Un plan historique pour briser l’isolement numérique
Cette initiative répond à un constat brutal : seulement 30% des communes algériennes disposaient d’une couverture 4G stable en 2025, selon une étude de l’Agence Nationale des Statistiques (ONS). Pour un entrepreneur basé à Laghouat ou Béchar, l’accès à un réseau fiable n’était pas une option, mais une barrière infranchissable.
Un marché de 3 millions de clients potentiels pour les startups
Les secteurs les plus concernés ? L’agriculture connectée, l’e-commerce rural et les services financiers dématérialisés. Une startup comme AgriTech DZ, qui propose des solutions de suivi des cultures via des capteurs, voit là une porte d’entrée massive. « Nous avions testé nos outils dans quelques wilayas, mais sans réseau, impossible de les déployer à grande échelle », explique son cofondateur, Anis B., contacté par L’Expression. Avec cette opération, son chiffre d’affaires pourrait doubler d’ici 2027.
La diaspora algérienne mise sur le "retour inversé"
Un cas concret : Karim T., 32 ans, ancien data scientist à Paris, prépare le lancement d’une fintech spécialisée dans les microcrédits pour les femmes rurales. « Avec un réseau stable, je peux développer une app locale sans avoir à m’installer physiquement en Algérie », explique-t-il. Son projet vise d’abord les wilayas de Sétif et M’Sila, où le taux d’inclusion financière reste inférieur à 15%.
Les défis qui restent : coûts et formation
Deuxièmement, le manque de compétences numériques. Dans une localité comme Aïn Sefra, où l’alphabisation numérique est faible, une entreprise locale de transport (comme Transports Kabylie) doit former ses employés à utiliser des outils de réservation en ligne. « Nous avons dû embaucher un formateur externe, ce qui a grevé notre budget », témoigne le gérant de la société, Brahim M.
Pour pallier cela, l’Agence Nationale pour le Développement des Compétences Numériques (ANDCN) a annoncé le lancement de 10 000 modules de formation gratuits dans ces zones, en partenariat avec les opérateurs télécoms. Une mesure saluée par les entrepreneurs, mais jugée insuffisante par certains. « Il faut des formations ciblées, pas des cours théoriques », insiste Samira B., fondatrice d’une école de code à Oran.
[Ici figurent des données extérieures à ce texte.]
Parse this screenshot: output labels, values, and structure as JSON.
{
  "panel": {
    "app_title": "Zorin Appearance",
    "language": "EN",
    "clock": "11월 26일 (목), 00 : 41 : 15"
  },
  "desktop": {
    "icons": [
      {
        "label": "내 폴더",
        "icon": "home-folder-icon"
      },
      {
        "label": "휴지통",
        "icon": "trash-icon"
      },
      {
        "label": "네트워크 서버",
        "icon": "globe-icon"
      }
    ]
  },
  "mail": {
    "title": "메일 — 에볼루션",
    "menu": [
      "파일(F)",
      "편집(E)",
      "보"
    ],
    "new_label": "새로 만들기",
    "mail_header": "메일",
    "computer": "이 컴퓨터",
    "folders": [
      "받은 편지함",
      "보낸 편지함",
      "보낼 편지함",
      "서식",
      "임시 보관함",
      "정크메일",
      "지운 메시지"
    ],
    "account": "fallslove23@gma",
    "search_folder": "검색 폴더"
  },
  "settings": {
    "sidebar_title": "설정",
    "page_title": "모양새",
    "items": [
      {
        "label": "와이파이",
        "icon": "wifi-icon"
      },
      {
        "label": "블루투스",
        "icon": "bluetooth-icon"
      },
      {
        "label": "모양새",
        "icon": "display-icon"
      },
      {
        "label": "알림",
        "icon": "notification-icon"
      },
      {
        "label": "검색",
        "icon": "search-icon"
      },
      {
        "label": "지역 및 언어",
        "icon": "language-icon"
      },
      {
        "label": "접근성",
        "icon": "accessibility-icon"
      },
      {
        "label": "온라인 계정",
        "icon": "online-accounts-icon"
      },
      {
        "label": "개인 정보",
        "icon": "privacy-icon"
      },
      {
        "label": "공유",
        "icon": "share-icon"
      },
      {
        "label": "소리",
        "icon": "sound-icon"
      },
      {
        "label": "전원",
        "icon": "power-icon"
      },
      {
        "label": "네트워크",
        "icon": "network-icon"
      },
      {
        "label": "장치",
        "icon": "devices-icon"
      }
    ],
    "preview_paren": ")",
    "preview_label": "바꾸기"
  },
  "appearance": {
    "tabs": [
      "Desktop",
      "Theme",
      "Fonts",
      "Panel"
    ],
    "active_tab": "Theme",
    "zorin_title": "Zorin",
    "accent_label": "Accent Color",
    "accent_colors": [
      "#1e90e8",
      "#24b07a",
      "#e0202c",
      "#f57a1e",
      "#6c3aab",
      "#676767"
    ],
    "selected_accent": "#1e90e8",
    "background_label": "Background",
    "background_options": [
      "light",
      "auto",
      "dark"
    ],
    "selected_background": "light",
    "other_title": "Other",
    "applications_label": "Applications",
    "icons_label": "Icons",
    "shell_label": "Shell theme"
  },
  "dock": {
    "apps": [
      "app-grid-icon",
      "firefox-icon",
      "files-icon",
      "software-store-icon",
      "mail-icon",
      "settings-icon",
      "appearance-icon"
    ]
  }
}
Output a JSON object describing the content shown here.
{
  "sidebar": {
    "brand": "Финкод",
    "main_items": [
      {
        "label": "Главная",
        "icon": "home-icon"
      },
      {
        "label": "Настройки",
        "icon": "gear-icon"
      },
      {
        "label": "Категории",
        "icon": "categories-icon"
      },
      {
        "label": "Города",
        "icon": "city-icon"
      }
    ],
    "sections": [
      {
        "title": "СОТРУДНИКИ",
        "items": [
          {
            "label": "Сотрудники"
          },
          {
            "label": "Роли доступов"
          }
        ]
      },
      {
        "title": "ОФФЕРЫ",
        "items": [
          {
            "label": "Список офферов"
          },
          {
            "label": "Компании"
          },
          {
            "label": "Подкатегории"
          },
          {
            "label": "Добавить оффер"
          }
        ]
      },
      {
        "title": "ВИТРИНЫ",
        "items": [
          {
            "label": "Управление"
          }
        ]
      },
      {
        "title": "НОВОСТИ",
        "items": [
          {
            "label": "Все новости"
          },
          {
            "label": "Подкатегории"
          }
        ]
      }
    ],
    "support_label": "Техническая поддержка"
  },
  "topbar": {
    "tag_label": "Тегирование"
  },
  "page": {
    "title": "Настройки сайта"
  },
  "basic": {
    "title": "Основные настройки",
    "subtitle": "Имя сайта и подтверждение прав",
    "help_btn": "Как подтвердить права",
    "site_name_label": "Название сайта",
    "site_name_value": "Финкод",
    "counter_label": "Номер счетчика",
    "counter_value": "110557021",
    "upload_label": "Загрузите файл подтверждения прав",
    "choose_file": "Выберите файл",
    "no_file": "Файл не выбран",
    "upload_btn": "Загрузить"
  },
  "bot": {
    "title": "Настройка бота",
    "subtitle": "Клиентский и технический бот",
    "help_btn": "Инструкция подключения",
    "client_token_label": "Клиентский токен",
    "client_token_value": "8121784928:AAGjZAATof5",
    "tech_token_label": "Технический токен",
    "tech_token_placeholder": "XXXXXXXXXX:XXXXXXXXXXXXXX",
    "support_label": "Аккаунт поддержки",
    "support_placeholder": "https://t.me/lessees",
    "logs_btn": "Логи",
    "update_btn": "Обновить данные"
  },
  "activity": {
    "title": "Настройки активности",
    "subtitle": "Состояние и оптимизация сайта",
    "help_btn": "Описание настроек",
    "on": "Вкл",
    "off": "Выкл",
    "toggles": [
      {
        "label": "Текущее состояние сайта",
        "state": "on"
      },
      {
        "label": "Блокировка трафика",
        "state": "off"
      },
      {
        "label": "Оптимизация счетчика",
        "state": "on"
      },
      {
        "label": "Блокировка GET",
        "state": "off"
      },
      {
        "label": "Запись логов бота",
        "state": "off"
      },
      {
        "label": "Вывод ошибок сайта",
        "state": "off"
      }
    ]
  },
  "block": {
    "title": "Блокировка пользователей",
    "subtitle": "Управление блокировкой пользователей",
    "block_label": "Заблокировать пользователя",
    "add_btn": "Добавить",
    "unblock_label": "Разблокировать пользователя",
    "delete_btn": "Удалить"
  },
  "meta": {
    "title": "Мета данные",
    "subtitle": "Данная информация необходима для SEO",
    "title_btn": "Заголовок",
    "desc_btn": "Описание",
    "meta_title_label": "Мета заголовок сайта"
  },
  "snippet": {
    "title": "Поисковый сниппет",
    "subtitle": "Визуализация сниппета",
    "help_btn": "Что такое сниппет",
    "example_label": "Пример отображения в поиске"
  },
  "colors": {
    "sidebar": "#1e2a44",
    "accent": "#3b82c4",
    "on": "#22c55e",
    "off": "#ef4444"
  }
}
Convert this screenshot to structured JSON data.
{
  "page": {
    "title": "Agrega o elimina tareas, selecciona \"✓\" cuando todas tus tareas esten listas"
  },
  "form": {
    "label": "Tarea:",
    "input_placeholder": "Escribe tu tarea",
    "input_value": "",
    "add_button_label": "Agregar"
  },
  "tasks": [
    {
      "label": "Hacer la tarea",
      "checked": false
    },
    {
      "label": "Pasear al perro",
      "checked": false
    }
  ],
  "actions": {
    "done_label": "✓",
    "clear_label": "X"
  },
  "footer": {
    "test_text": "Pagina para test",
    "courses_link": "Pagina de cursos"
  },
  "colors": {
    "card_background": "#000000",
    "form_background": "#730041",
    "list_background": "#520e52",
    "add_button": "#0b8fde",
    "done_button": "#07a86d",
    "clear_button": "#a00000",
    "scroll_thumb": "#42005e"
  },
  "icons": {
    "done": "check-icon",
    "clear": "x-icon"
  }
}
L’effet domino sur l’économie locale
Autre secteur en pleine mutation : les services publics dématérialisés. Les mairies de ces localités pourront désormais gérer les actes d’état civil en ligne, réduisant les déplacements et les coûts administratifs. Pour un entrepreneur du BTP, cela signifie moins de paperasse et plus de contrats signés électroniquement.
Une aubaine pour les investisseurs étrangers ?
Reste une question : ces investissements profiteront-ils aux entrepreneurs locaux, ou seront-ils captés par des groupes étrangers ? Les autorités algériennes insistent sur les clauses de localisation dans les appels d’offres, mais les doutes persistent. « Il faut des garanties pour que les PME algériennes ne soient pas marginalisées », alerte un membre de la Fédération des Entreprises de France (FED) en Algérie.